La crucifixion est un évènement paradoxal. Si elle est le moment du dénuement et de la honte suprême du Christ-Jésus qui se sacrifie, elle est en même temps ce qui libère l’humanité. Or, celui qui libère l’humanité n’est pas le Christ-Jésus mais le Christ-Dieu, celui qui va ressusciter trois jours après la mort de Jésus. C’est là qu’intervient une troisième figure de la nudité, distincte à la fois de la nudité de la honte des hommes et de la nudité du sacrifice du Christ-Jésus. C’est la nudité du Dieu Créateur, la nudité de Dieu comme Verbe (qui crée). En effet, « le Verbe est nu », ou, comme le dit Maître Eckhardt, Dieu est « nu sans voile » (« nudum sine velamine »). Cette nudité sans voile n’est pas la nudité d’un corps au sens propre du terme, car Dieu n’a pas de corps au sens où on peut dire que l’homme a un corps. Dieu est pur être qui n’a besoin de rien. Il en découle que du point de vue théologique ce serait absurde de dire de lui qu’il est vêtu, ou qu’il est non vêtu, donc « nu » au sens humain du terme (même si l’iconographie chrétienne, lorsqu’elle l’anthropomorphise le montre toujours habillé). Tout au plus dira-t-on de lui qu’il est (mais non pas qu’il a un) « corps de lumière : il est source de lumière qui irradie, traverse tout, est en tout. Cette troisième nudité, celle du « corps de lumière » est aussi celle du Christ lors de la Résurrection. En effet, selon les Évangiles, le matin après la Résurrection, lorsqu’on trouve le tombeau vide, on y trouve aussi le linceul mortuaire et le suaire – donc les vêtements de Jésus, abandonnés par le Christ-Dieu, au moment de la Résurrection, donc de sa transfiguration « en corps de lumière » uni au Père.

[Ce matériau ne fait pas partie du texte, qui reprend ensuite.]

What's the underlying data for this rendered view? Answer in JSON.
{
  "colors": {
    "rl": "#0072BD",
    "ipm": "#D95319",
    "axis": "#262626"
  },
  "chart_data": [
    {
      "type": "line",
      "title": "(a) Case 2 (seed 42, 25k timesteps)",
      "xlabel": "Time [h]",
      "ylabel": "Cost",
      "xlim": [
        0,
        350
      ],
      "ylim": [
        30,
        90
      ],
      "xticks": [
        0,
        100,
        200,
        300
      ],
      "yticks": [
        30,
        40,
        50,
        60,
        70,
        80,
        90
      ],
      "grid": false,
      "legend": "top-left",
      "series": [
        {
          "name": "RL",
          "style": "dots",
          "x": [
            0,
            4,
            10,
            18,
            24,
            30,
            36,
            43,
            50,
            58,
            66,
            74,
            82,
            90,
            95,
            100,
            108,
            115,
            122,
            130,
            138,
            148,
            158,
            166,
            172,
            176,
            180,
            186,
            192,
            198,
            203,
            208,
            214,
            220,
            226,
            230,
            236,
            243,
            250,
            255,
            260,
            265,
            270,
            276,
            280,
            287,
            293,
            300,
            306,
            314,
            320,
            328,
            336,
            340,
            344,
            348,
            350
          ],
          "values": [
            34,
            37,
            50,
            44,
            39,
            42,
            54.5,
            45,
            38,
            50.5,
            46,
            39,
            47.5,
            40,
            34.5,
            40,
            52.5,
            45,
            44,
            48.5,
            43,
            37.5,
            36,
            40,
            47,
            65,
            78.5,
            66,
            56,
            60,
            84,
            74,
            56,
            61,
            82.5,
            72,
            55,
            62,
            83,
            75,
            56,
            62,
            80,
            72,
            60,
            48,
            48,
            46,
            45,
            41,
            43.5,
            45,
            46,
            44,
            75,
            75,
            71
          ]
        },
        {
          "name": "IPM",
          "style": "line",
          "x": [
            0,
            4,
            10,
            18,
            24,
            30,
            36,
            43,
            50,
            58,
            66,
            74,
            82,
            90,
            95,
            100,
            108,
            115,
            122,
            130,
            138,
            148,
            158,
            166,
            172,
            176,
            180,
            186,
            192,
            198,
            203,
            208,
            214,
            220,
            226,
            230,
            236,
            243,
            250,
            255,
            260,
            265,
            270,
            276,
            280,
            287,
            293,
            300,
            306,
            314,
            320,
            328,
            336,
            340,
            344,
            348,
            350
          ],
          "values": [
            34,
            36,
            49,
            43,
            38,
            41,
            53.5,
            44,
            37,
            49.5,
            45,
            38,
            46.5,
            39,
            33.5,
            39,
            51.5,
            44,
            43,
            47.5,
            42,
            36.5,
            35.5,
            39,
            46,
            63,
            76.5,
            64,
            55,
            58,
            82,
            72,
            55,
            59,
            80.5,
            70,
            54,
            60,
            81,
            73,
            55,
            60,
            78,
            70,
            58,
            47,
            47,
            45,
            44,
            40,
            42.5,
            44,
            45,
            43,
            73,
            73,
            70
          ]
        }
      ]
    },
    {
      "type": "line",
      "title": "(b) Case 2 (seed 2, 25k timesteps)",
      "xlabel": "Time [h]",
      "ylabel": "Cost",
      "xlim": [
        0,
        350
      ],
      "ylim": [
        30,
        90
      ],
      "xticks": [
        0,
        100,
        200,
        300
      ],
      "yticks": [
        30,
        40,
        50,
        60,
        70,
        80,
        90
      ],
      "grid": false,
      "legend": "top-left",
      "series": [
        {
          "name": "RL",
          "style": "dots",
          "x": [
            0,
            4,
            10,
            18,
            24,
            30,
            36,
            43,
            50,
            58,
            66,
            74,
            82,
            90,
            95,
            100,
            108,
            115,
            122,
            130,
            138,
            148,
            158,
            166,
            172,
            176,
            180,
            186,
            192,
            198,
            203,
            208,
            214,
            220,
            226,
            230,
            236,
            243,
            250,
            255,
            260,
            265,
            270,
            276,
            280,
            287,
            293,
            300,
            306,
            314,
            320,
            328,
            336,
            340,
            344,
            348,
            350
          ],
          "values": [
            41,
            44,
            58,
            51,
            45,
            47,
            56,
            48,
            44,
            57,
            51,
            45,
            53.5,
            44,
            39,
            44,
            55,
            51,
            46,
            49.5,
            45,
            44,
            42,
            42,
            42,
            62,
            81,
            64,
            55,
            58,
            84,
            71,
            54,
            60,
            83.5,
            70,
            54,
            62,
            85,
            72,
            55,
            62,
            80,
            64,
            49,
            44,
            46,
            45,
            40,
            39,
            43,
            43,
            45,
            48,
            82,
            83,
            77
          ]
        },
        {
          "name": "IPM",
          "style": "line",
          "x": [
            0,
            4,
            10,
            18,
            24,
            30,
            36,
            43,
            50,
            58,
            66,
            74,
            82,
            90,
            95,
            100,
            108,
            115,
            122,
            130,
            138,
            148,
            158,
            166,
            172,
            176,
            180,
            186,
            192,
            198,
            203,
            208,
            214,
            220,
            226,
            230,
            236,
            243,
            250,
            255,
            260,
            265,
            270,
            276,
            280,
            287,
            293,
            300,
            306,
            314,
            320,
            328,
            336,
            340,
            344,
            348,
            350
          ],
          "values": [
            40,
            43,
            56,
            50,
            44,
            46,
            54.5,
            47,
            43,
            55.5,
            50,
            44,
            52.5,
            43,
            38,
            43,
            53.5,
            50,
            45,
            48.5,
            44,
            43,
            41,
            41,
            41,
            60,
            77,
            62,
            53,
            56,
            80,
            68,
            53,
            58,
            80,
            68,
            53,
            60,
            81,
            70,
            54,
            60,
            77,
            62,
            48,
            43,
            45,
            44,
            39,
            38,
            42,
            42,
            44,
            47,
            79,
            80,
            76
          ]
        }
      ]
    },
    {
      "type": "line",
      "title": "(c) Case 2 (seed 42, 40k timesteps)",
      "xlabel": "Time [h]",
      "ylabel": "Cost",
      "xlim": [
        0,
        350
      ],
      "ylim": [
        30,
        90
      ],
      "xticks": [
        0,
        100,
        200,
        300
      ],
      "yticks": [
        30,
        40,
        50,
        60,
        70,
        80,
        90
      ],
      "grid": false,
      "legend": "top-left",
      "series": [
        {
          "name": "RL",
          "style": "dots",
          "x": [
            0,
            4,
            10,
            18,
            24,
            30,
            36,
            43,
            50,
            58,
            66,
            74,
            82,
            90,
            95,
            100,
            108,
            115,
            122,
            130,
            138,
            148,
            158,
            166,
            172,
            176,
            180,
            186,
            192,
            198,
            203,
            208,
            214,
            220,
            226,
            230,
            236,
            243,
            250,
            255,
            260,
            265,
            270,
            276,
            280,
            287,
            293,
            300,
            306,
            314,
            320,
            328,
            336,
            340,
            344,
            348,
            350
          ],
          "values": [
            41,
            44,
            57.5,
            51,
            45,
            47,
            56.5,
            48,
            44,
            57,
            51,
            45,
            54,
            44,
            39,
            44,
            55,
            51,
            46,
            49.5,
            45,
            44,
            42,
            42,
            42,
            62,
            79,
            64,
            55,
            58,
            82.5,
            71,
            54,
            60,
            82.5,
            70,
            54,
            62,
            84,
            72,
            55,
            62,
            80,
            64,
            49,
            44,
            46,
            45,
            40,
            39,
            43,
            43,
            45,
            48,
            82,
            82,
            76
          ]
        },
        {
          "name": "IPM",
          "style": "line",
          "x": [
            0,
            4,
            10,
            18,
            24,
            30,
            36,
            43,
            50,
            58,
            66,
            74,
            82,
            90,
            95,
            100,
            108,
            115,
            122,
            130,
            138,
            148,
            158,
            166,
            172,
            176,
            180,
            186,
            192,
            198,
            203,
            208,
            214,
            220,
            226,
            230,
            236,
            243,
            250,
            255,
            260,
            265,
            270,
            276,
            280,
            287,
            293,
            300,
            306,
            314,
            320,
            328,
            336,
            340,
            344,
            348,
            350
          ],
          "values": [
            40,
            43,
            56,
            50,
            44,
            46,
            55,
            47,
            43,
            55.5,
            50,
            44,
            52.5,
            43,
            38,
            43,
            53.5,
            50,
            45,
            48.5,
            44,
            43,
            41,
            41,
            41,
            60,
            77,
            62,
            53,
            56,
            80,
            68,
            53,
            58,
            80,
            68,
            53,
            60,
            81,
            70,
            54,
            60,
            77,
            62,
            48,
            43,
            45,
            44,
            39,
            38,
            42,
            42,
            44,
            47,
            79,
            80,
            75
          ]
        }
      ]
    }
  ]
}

Ces quelques remarques n’ouvrent qu’une petite fenêtre sur la multiplicité des réflexions engagées par Ambrosio. Mais je ne voudrais pas clore ce compte rendu sans attirer l’attention sur un dernier point. En lisant le sommaire de l’ouvrage je fus étonné de ne pas y trouver de chapitre consacré à la problématique de l’« Imitatio Christi », qui occupe une place si centrale dans la manière dont l’Église chrétienne a essayé de comprendre le rapport entre le croyant et Dieu. Mais à la lecture de l’ouvrage je me suis rendu compte que cette absence s’explique par le fait que la question de l’Imitatio constitue en réalité le fil directeur de tout l’ouvrage. Cela ressort déjà de son sous-titre : « Une spiritualité du dessaisissement ». La réflexion théorique d’Ambrosio est en effet au service d’une méditation sur les voies de la vie spirituelle du croyant. Le dessaisissement est ainsi le premier moment sur le chemin de l’imitation du Christ, le moment dans lequel le croyant se dénude ou se laisse dénuder, le moment où il se dévêt de son soi, avant de « se revêtir du Christ » en le prenant comme modèle à suivre.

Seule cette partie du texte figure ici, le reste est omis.